[The issue of good governance and socio-political realities in Africa] : [the case of Ivory Coast]
Abstract
After a semantic analysis of the notion of Good Governance, to light the sense of this complex notion, notion the origins of which go back up to a rather distant time. This principle, which built itself through centuries, concerned at first the world of companies, before invading the field of the politics, in the quest of the best management of the public affairs, to satisfy at best the affairs of the State. As therapy, organized by the international institutions, to bring out the African states, often corrupted States, of the tunnel of the poverty and the underdevelopment, it showed itself ineffective.

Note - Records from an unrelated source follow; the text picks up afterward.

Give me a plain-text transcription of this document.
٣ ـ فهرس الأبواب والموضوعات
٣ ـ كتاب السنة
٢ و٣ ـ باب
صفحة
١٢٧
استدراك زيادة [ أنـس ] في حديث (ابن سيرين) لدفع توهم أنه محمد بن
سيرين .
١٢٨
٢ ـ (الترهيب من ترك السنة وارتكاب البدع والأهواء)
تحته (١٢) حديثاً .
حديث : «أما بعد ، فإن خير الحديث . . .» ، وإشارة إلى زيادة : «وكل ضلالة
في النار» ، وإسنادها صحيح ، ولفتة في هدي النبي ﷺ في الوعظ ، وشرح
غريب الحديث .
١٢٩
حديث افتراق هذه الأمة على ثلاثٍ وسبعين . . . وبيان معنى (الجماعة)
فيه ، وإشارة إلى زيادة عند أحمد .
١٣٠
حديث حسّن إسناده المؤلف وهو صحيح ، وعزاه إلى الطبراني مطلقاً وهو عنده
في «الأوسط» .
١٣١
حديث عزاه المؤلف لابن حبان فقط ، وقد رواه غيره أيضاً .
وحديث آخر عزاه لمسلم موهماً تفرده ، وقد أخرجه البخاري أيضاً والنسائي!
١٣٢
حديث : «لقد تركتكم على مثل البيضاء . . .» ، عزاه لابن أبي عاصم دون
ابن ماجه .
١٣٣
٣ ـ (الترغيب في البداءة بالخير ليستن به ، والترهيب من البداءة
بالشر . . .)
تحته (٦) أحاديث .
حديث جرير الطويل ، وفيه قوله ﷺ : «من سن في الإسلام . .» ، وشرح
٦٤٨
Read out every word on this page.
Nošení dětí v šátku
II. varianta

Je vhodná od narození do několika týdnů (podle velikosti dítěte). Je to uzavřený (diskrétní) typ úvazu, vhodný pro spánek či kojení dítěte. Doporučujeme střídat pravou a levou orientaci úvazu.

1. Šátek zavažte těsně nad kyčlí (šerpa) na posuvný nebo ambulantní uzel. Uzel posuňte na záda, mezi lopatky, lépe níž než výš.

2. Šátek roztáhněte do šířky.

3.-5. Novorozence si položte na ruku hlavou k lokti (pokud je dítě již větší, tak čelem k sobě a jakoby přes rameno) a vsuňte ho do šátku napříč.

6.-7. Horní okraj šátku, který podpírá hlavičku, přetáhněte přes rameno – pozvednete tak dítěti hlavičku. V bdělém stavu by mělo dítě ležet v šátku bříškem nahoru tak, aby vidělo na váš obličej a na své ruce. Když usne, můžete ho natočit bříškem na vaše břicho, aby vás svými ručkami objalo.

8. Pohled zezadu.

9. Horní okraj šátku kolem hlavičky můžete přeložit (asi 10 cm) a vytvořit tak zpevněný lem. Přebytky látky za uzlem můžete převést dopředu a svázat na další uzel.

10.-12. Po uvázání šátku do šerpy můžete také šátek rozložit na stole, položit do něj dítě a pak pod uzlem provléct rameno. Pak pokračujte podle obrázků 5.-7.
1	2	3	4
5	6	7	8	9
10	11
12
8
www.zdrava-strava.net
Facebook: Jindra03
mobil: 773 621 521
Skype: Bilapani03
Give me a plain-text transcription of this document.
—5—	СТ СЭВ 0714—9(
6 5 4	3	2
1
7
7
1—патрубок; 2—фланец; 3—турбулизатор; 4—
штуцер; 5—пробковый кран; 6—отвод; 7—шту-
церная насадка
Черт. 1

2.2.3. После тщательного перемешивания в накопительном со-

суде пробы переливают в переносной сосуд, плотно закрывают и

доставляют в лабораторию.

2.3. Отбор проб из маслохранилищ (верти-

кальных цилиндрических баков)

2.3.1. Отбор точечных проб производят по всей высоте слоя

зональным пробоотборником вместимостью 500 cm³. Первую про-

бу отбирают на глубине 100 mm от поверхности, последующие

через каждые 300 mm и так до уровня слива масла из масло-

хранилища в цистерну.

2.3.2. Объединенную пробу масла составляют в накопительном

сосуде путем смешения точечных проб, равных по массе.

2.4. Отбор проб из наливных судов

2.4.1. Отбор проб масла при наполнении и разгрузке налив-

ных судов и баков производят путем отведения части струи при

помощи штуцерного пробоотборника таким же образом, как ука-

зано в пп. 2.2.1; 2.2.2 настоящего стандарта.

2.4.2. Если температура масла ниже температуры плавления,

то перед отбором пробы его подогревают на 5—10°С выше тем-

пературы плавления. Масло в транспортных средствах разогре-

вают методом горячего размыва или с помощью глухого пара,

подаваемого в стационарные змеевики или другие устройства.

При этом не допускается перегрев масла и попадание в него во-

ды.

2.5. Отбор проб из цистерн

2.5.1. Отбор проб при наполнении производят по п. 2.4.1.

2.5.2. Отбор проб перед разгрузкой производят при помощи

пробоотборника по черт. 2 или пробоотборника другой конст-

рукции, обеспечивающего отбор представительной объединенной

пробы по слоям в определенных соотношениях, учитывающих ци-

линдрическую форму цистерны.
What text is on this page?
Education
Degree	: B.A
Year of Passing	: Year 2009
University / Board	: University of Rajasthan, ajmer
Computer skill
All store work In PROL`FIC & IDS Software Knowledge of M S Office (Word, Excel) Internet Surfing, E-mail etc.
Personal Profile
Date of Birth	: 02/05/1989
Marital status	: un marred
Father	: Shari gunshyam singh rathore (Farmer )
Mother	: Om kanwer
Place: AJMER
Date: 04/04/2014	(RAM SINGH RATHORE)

The good governance in its implementation, in Africa and in Ivory Coast, faces a world where the political game set, is influenced by clan, family, tribal links, which put the interest of the groups above the general interest, engendering a decay of the State, with an absence of ethics, responsibility of brightness in the decision-making, in the societies where the quest of the democracy is marked with the seal of the demagoguery, with a premium granted to the opacity in the management of the public affairs. This quest of efficiency is counterbalanced by the weight of the traditions and the practices inherent to the world of the Third World, the things which return the with difficulty effective management of the public affairs. However, the political arena does not escape the influence of the outside world, which influences decision-making, with public actors often subjected to the orders of this capitalist world, in a world marked with the seal of the globalization and with the globalization.